I found my latest fave book here.
Great with Child, by Beth Ann Fennelly. Each and every moment I can steal away with this book, it simply makes me swoooon. Sometimes I even hold it up to my heart and sigh a little. Somehow, Beth Ann so clearly and wonderfully says the most overly unspoken things about motherhood. She talks about the fleshy, un-nerving, stinging, crunchy, stretchy, goopy, glorious, grateful, lovey, insightful and soaring aspects of daily life with a child. She honors the pain and seeks to bring light to the otherwise unspoken and darkened rooms of motherhood.
In the non-fiction book, Beth Ann, a poet and teacher and mother writes letters to a beloved younger expecting friend and former student. She leaves no stone unturned. Her open-ness inspires me to be more honest about motherhood and about being a woman in the mix of life.
I was particularly touched by her frank yet honoring conversations about sexuality and marriage. She takes the words right out of my heart and there they are looking at me off the page.
I so very much hope you'll buy this book (and one for a friend...)
It speaks to the heart of what every mother really, truly feels...that she is indeed great because of and in holding and in bearing her child.
This exerpt is a commentary about our current culture, as taken from Great With Child, by Beth Ann Fennelly:
August 2, 2004
Hi Sweet Kathleen--
Sorry for writing this on the back of a House of Asia menu but we're on Highway i-49, headed for Mobile, and I've stupidly put my backpack in the trunk so I have no paper.
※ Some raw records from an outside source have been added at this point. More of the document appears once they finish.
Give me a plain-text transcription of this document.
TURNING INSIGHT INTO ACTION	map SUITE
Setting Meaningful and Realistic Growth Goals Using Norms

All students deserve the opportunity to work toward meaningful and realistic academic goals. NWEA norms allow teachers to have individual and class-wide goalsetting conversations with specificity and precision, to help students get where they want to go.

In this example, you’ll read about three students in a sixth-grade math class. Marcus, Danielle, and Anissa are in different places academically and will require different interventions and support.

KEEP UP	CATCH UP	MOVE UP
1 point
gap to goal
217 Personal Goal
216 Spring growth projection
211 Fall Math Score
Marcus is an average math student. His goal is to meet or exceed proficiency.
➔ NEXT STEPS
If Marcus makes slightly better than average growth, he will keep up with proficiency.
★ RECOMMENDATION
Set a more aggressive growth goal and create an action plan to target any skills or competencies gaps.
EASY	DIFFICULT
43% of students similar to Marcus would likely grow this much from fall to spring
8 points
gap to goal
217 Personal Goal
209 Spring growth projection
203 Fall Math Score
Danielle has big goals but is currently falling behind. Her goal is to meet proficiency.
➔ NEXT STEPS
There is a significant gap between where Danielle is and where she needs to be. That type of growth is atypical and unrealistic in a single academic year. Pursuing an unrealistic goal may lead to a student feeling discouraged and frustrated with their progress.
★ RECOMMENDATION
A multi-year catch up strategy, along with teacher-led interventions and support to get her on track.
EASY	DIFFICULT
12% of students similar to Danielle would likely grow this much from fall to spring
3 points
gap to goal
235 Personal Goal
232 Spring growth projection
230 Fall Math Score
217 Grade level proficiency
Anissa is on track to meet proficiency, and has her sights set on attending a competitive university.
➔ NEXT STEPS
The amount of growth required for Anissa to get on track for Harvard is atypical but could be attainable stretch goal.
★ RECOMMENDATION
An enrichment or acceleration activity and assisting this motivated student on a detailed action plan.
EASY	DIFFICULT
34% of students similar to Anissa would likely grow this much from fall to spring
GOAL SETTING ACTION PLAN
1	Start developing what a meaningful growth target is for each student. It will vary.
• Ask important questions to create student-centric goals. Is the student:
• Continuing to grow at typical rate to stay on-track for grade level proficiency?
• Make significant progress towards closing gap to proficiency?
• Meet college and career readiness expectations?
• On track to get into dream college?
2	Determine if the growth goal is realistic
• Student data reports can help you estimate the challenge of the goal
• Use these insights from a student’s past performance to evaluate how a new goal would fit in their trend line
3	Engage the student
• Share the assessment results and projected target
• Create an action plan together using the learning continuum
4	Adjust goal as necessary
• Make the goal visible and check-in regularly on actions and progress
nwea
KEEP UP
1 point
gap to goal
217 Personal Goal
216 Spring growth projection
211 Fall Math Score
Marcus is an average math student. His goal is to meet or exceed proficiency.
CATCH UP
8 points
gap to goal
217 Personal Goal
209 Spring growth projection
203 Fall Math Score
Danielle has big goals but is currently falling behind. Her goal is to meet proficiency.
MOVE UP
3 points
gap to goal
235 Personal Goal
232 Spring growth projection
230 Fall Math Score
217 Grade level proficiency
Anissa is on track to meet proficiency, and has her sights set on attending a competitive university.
We just passed a curious billboard. It features a very tough, very broad shouldered police officer, arms folded over his substantial chest, standing in front of his squad car on the side of the highway. The caption reads "I'm not your mama. Pick it up, Mississippi." an antilitter campaign, with this cop as poster child for the opposite of "your mama", who is a weak-willed, soft-brained doormat, the 3_D version of those garden stakes that show fat bottoms in bloomers.
Funny how a culture that claims to venerate mothers equates them so often with trash.